Daar in Afrika en toen in mijn leven was ik blij met een kerstloze kerst, al kan ik me er weinig van herinneren. Wie er waren en wie niet. Wel dat het warm was. Te warm om veel te doen. Hartje zomer. We verbleven in een huisje dat werd bewoond door andere leden van de kleine blanke kolonie, die de kerst te paard waren ontvlucht. Ik verkeerde in een hevige staat van onrust. Direct na de landing in Joburg had ik het idee dat er een deur achter me in het slot was gevallen. Ik was in de richting van de verwaaide nevelslierten gelopen en nu ik een glimp van de toekomst had opgevangen en een eerste stap in die richting had gedaan, was de nevel in volle dikte teruggekeerd en had me het uitzicht weer ontnomen. De dikke grijze vochtige wolken voerde visionaire dampen aan, die als angstdruppels condenseerden op mijn ziel en me inkapselden in een vlies van angst. Angst voor de toekomst, voor een vetlederen medaille na veertig jaar trouwe dienst, voor de verplichtingen en verantwoordelijkheden van een gezin, angst anderen verdriet te zullen doen, angst voor de goot en angst voor de angst zelf. Die angst verzamelde zich in een cisterne vol zelfweerzin. Welk sprookje probeerde ik hier op te houden? Waarom was ik zo karakterloos geweest. Waarom was ik zo laf dat ik geen woord durfde breken? Waarom consumeerde ik liever mijn zelfwalging dan de wetenschap anderen verdriet te doen? Waarom wilde ik zo nodig heilig zijn en hoe kwam je daarvan af ?

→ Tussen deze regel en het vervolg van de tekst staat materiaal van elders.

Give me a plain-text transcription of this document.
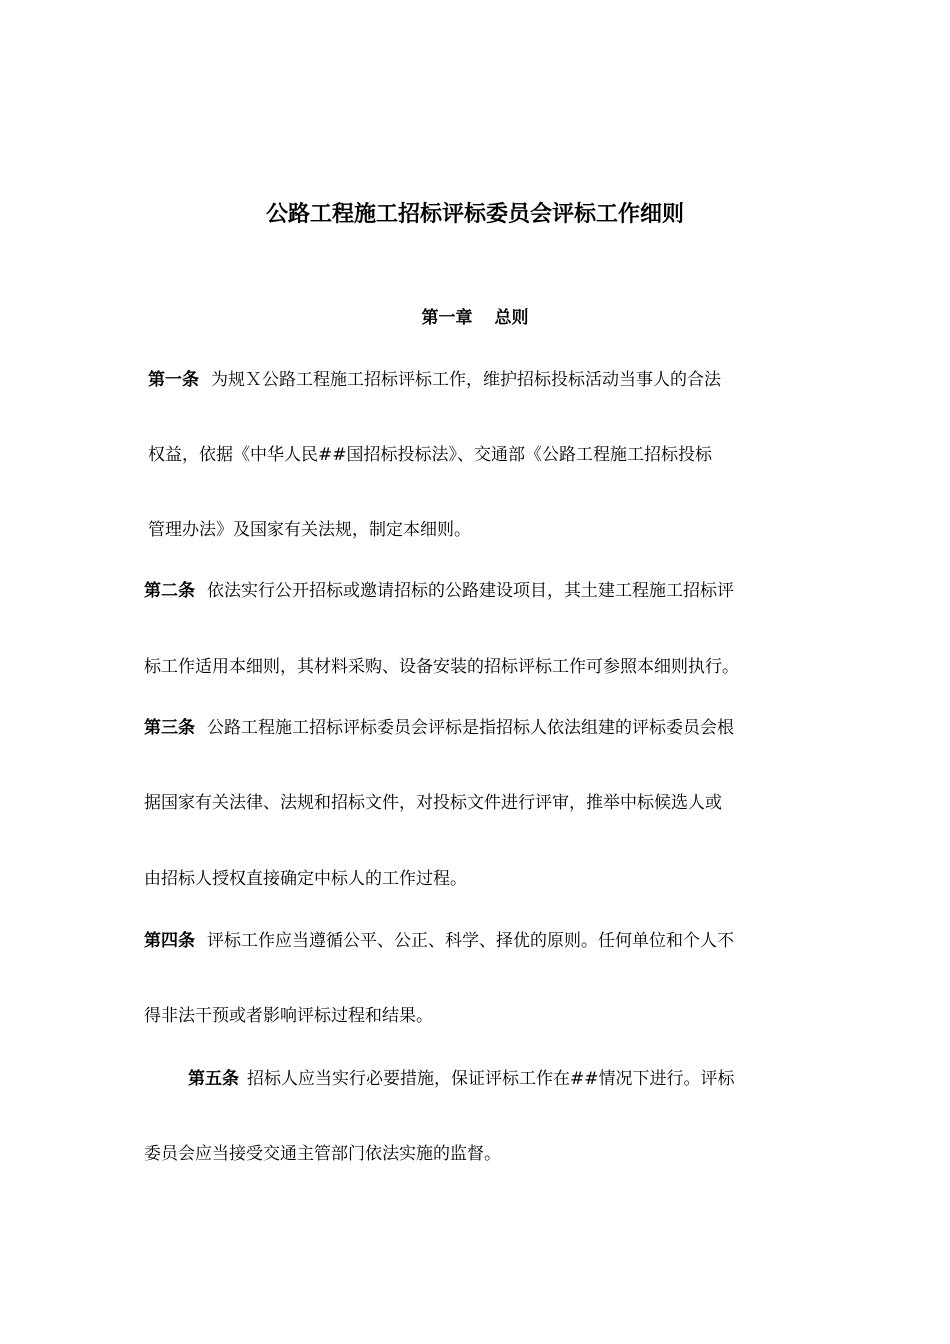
公路工程施工招标评标委员会评标工作细则
第一章 总则
第一条 为规Ｘ公路工程施工招标评标工作，维护招标投标活动当事人的合法
权益，依据《中华人民##国招标投标法》、交通部《公路工程施工招标投标
管理办法》及国家有关法规，制定本细则。
第二条 依法实行公开招标或邀请招标的公路建设项目，其土建工程施工招标评
标工作适用本细则，其材料采购、设备安装的招标评标工作可参照本细则执行。
第三条 公路工程施工招标评标委员会评标是指招标人依法组建的评标委员会根
据国家有关法律、法规和招标文件，对投标文件进行评审，推举中标候选人或
由招标人授权直接确定中标人的工作过程。
第四条 评标工作应当遵循公平、公正、科学、择优的原则。任何单位和个人不
得非法干预或者影响评标过程和结果。
第五条 招标人应当实行必要措施，保证评标工作在##情况下进行。评标
委员会应当接受交通主管部门依法实施的监督。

Mijn afstandelijke houding bleef bij Y niet onopgemerkt. Ze zal ook haar twijfels gehad hebben. Wie was ik ook alweer en wilde ze überhaupt wel wat met die vreemde sinjeur? We besloten onuitgesproken om te proberen er een echte vakantie van te maken en wat uitstapjes te organiseren. Minstens één ervan diende per paard te geschieden; daar hadden we immers voor gestudeerd. Met enige moeite gelukte het om een een paar magere scharminkels te sjarteren die zolang werden gedetacheerd in een dorre kraal achter ons verblijf, waar ze de hele dag naar wat eetbaars liepen te speuren. Voordat we op grotere avonturen zouden gaan, moesten we eerst maar een paar voorzichtige stapjes in de buurt van onze thuisbasis uitproberen. Een zadel was iets waaraan de rechtgeaarde Basuto niet deed en wij dus ook maar niet. Bij de eerste poging om op het magere beest te klimmen ging het gelijk al mis. We hadden hem aan de staander van de veranda gebonden in afwachting van wat komen ging. Hoe het kon gebeuren weet ik nog steeds niet, maar het beest kreeg vermoedelijk een flauwte bij het zien van zijn beoogde berijder en ging onderuit. Y kwam half onder hem te liggen en kon geen kant meer op. Het was een riskante situatie waarvoor we nog gewaarschuwd waren, omdat het hengsel om z'n nek zat dat hem onder zijn eigen gewicht kon verstikken. In zulke gevallen kan men het rustig aan mij overlaten om in paniek te geraken en ik liep als een kip zonder kop rond, niet beter wetend te verzinnen dan op zoek te gaan naar een mes om daarmee z'n strop door te snijden. Y bleef daarentegen vanonder de ingestorte knol akelig kalm en gaf me instructies wat te doen en te laten. Ondertussen begon het scharminkel al vreemd uit z'n ogen te kijken en ik weet niet meer wat er nu precies toe leidde dat het goed afliep, maar het beestje stond op zeker moment weer op z'n poten en alles bleek met een sisser af te lopen. Ook Y kwam er ongeschonden onderuit en meer dan een flinke schrik hielden we er niet aan over. Mijn visioenen van paardebegrafenissen en enorme schadeclaims ebden langzaam weg. Vanaf die dag heb ik grote bewondering voor het vermogen van Y om in kritieke situaties kalm te blijven. Hoe doet ze dat? Nature of nurture? Ik hoop maar dat het nature is en dat mijn dochter het betreffende gen heeft meegekregen.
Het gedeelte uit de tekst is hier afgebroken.